If the same aliens that had placed the Symbiont on Tellus were on their way here to telluform the planet, humanity would need every advantage possible. "I understand," Eztli said. "We need your mother to be the only Master-Mind in the system if we're to have a chance when the vanguard arrives."

"Right." Senrii put her hands on her hips. "I'm just not sure how we kill--"

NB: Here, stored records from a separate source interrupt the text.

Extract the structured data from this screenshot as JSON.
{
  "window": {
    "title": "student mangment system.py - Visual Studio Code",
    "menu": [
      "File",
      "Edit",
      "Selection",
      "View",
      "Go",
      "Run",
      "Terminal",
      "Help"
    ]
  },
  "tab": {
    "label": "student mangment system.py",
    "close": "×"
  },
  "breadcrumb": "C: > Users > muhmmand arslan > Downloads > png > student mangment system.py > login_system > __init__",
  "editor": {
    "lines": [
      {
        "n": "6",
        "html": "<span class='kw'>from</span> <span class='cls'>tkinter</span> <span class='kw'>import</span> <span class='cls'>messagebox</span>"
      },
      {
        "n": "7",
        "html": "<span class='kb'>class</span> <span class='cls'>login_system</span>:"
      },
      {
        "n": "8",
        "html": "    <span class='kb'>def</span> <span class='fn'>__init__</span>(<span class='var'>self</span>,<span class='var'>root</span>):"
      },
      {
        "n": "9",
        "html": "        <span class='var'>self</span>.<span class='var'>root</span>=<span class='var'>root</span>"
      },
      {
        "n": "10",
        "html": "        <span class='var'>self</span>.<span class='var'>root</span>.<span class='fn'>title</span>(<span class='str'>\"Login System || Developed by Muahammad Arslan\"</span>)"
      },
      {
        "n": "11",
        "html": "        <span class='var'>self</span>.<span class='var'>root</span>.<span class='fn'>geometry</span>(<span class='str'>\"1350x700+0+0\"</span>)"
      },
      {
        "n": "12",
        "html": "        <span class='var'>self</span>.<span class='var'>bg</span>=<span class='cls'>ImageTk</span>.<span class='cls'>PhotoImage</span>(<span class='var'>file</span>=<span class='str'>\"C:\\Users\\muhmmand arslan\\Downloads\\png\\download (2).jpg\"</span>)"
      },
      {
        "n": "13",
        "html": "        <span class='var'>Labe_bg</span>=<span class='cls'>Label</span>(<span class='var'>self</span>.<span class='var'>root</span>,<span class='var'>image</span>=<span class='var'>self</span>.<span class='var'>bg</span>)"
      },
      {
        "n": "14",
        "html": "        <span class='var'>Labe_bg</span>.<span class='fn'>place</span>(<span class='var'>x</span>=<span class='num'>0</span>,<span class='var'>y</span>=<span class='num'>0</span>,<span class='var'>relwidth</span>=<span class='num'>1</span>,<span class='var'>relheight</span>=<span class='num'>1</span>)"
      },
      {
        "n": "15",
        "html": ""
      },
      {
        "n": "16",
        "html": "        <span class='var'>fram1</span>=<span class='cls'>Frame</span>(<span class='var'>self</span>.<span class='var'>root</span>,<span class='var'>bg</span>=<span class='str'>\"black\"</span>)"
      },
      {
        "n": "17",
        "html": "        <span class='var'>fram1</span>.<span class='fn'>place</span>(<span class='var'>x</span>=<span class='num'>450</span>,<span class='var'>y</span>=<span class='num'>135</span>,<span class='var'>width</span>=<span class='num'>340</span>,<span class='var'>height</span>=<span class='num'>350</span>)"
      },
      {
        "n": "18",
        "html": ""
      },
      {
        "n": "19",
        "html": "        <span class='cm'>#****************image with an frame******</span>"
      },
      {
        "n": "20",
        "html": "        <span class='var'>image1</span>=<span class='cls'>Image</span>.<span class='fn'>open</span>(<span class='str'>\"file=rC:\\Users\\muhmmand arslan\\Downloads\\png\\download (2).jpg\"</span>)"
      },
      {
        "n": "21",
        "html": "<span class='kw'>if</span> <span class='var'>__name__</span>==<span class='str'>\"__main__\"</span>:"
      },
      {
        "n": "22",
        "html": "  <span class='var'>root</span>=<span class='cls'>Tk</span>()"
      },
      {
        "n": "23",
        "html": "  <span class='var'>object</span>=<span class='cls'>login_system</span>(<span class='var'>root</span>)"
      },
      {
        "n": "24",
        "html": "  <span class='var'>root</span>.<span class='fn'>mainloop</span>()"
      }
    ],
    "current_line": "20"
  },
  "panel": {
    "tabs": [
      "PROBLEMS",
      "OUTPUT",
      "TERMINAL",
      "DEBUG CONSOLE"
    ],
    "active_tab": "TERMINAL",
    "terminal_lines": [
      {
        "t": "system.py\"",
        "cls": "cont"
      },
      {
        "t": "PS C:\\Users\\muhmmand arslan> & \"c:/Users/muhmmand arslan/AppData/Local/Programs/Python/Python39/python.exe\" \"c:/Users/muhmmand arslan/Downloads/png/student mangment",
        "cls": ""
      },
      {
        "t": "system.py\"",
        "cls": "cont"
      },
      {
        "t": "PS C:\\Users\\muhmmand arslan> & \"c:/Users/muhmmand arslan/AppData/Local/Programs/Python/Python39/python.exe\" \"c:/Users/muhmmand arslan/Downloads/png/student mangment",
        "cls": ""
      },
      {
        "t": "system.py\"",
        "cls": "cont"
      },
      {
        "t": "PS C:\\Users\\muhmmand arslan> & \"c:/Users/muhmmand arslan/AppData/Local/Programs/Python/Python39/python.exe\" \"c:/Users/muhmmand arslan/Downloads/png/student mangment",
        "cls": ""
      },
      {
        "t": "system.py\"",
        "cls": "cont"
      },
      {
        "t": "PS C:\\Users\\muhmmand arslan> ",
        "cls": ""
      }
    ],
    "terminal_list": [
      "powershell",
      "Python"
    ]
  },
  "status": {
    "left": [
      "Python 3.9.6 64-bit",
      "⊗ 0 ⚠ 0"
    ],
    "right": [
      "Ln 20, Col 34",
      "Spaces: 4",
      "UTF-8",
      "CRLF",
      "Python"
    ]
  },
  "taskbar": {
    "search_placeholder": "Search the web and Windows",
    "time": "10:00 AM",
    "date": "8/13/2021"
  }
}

"AIda," Eztli said, "are there lifepods at the top layer that the alien tower has speared?"

"Yes...?" AIda said, sounding uncertain.

"Can we release and move all of the speared Lifeships at once, to isolate the tower from the rest of the ship?"

"You can," AIda said. The wireframe view of the ship ticked inward, highlighting the inner cylinders layer by layer. "I can still contact the impaled chunks of the inner continents from here." Then the image ticked out, highlighting in red the ruins of three more layers extending along the tower out from the seventh layer, where they were. "But continents twenty-three through twenty-one are broken. Those are the ruined layers of the onion farther out from us along the alien tower. I can't contact them. You'd have to reach them and manually give their Lifeships the command to release, then get to the lifepods on twenty-one. There's no atmosphere, and--"

"We just need a way out to the ruined layers," Eztli said.

"There's the tower," Tvorh said. When Senrii turned to look at him, he shrugged sheepishly. "I kinda...had a memory of being one. It's a transport ship. Part of it is hollow inside. We could descend it to the outer layers."

"That's it." Eztli turned from the display and clapped her hands. "We had all best suit up. We're soon to leave this tomb-ship behind."

"Care to tell me your genius plan, Eztli?" Senrii asked.

"Certainly. One moment." Eztli turned back to the console. "On my mark, AIda, please set a two-hour launch timer for all the continents you can reach. Senrii, also mark the time for us, please."

"What--"

"Mark." Eztli slapped the table, then spun. "That's it. Suit up while I finish some business with AIda. I'll explain along the way." Anything to put off wearing that disgusting vacuum-moth for a few minutes longer.

"Oh, yeah," Senrii added. "We also have to stop your family from attacking Acerbia, Eztli."

Eztli sighed. "They aren't my family any longer. AIda, get me that data copy, now."